Imagine you live in a country where robbing apartments is not a felony. And you know that this furniture was stolen from someone. How would you feel? You may think in the short term, you don’t have money. You don’t want to go to IKEA and fight the whole day with your spouse. Plus, it’s no felony so who cares?
Let’s switch context for a while…
We have lots of hints and suggestions redacted by millions of people over the years. Doctors who tried to solve some specific health condition. Programmers helping others to understand how backend development works.
Every time we need this information to solve some problem or face a challenge, we invest our time in finding the right answer. Meanwhile, we learn about other things we didn’t consider.

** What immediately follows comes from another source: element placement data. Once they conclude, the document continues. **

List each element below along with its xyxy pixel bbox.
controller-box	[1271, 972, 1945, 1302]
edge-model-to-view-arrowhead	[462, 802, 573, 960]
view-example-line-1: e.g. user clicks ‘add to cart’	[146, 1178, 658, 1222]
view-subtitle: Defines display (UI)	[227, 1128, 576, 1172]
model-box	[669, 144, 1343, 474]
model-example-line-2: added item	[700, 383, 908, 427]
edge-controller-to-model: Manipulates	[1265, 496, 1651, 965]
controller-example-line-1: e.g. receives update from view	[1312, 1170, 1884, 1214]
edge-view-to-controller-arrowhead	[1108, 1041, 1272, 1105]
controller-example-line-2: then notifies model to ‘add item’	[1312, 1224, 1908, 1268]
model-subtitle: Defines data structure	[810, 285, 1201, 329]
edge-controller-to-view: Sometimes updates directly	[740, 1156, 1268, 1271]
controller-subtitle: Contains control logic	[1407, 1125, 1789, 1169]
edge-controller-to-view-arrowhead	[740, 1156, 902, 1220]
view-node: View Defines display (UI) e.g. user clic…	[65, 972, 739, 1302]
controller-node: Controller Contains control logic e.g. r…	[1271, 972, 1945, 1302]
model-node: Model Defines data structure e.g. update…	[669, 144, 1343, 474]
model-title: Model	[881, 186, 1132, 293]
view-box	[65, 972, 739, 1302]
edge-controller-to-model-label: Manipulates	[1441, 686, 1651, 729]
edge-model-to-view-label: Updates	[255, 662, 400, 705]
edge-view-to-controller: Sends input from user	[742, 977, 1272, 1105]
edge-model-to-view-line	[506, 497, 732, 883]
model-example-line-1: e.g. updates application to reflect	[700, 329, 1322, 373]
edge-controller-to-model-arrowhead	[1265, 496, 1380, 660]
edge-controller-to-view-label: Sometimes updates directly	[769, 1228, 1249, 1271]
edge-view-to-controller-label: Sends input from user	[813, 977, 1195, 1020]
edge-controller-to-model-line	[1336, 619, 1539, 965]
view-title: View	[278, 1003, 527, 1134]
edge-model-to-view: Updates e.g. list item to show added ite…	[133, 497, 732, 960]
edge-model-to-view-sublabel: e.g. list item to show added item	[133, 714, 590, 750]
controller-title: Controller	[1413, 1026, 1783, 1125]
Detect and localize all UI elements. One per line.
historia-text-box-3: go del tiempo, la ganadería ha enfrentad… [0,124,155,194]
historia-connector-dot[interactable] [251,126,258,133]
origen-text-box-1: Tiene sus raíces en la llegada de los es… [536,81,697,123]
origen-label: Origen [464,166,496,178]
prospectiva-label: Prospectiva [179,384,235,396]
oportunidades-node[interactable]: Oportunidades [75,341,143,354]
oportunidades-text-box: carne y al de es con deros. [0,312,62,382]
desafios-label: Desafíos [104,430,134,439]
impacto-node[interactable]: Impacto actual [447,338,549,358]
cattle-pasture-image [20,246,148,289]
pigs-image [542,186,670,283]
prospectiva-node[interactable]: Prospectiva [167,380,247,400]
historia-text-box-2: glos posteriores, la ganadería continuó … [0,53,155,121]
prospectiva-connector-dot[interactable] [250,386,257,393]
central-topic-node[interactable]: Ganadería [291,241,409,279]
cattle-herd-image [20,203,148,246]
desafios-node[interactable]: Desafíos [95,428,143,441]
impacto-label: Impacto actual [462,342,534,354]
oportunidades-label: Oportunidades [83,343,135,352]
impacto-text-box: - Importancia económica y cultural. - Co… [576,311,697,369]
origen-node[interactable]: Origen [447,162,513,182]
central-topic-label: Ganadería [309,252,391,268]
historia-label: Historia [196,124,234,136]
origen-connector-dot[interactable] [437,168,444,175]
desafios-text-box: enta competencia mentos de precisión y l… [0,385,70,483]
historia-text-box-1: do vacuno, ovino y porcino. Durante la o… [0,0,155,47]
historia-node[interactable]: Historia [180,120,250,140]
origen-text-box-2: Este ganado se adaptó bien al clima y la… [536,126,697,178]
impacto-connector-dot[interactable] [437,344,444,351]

In some cases, being faster can save lives. In other, don’t.
You are running for what?
Let’s take game development. The more you learn, the more things you spot you should consider, and the better your games will be. So, is it interesting to be faster?
Sometimes I am sure it is. Most of the time doesn’t.
LLM services offer a collage that makes you feel you can make art, or writing without having the talent needed to craft it. Like the stolen furniture example I made, they are a deliberate steal. They take things made by others and give them to you.
An interesting feature is that they provide a summary of hints too. You look for how to code something and they give you the code. You can be faster, but you need to understand what the code does. Also, the slow process of looking for solutions can make you discover things you didn’t consider. You have lost that if you surrender to LLMs.
In any case, they consume water and energy. They pay for that, but they pay a market price that I am afraid is not aware of the long-term damage.
Is it worth it? No, it isn’t.
It can be worth in a life-or-death situation. If a machine is better than the human eye to detect a condition, that case is good for LLMs.